Bu sorunun çözümü için de ülkenin daha çok ve daha hızlı büyümesi gerektiğini anlatan Ergün, "Büyümemiz, nüfus artış hızına paralel iş gücüne katılımı eritebildi ama stoğu eritemedi. Bizde stok işsizlik var. Bu nedenle büyümemizi artırmamız ve dış pazarlara daha agresif girmemiz gerekiyor" dedi.
İşsizlikle bağlantılı diğer bir sorunun da "mesleksizlik" olduğunu ifade eden Ergün, buna paralel mesleki eğitimin de son 10 yılda çok zayıfladığını söyledi.
"Meslek liselerine karşı YÖK'ün aldığını tutumun bunda çok önemli katkısı var" diyen Ergün, bu okulların öğrenci profilinin düştüğünü, öğrenci sayısının azaldığını ve hatta öğretmenlerin bu okullardan kaçmaya başladıklarını dile getirdi.
Üniversite kazanma şansı düşük olan gençlerin meslek liselerine yöneldiklerini anlatan Ergün, "Bu da mesleksizlik sorununu daha da kötüleştirdi.
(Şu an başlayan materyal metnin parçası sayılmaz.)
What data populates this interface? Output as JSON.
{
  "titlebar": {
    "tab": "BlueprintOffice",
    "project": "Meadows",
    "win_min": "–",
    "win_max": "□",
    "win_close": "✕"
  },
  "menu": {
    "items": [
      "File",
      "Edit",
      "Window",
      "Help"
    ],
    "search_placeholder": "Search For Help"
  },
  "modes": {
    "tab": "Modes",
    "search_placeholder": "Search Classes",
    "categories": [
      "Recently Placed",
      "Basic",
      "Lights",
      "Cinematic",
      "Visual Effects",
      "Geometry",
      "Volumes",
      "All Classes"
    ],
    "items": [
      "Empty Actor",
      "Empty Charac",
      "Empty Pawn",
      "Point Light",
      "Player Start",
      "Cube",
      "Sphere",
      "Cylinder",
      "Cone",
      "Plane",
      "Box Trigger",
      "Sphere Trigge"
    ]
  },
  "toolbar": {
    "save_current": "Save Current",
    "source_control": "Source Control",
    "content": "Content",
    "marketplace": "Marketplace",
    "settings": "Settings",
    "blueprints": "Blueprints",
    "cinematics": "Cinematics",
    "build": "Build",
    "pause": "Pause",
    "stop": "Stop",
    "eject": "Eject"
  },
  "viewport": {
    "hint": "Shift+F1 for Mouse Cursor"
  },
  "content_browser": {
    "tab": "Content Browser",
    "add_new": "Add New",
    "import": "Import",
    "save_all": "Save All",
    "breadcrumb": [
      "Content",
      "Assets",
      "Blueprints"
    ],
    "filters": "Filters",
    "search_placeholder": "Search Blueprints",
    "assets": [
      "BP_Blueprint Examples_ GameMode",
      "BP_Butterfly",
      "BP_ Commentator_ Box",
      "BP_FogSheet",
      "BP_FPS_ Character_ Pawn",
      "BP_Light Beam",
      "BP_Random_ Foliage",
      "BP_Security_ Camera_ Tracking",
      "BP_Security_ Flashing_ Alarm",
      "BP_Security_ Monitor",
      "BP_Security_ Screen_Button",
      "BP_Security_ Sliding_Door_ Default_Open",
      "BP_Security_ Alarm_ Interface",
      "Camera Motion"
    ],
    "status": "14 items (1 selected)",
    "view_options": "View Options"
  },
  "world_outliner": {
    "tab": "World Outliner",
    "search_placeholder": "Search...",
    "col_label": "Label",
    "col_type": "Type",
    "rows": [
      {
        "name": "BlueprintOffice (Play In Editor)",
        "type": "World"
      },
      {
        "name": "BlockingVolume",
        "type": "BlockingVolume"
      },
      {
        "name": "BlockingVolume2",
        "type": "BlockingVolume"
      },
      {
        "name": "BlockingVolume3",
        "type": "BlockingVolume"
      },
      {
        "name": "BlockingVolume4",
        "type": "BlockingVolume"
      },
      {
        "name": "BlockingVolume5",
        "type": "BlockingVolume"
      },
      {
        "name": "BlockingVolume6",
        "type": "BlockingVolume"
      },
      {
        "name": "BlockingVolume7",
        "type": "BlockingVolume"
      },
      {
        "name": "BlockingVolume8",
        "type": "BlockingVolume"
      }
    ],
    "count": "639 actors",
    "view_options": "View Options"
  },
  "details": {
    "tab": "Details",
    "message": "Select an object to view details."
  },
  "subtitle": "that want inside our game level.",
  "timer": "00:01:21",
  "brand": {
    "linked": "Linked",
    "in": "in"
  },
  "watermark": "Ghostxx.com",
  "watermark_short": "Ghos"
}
Herkes burada imam hatip meselesine takılıyor. Meslek liselerini bir yanlış düşünceye kurban edemeyiz. İnsanlar mahallerinde iyi ezan okuyan, sosyal ilişkileri iyi olan din görevlileri istemezler mi? Orada da eğitimin kalitesini artırmaya ihtiyaç var" diye konuştu.
Bakan Ergün, kırdan kente göç nedeniyle kent nüfuslarının çok büyüdüğünü, Türkiye'nin bunun için de hızlı büyümeye ihtiyacı olduğunu kaydetti.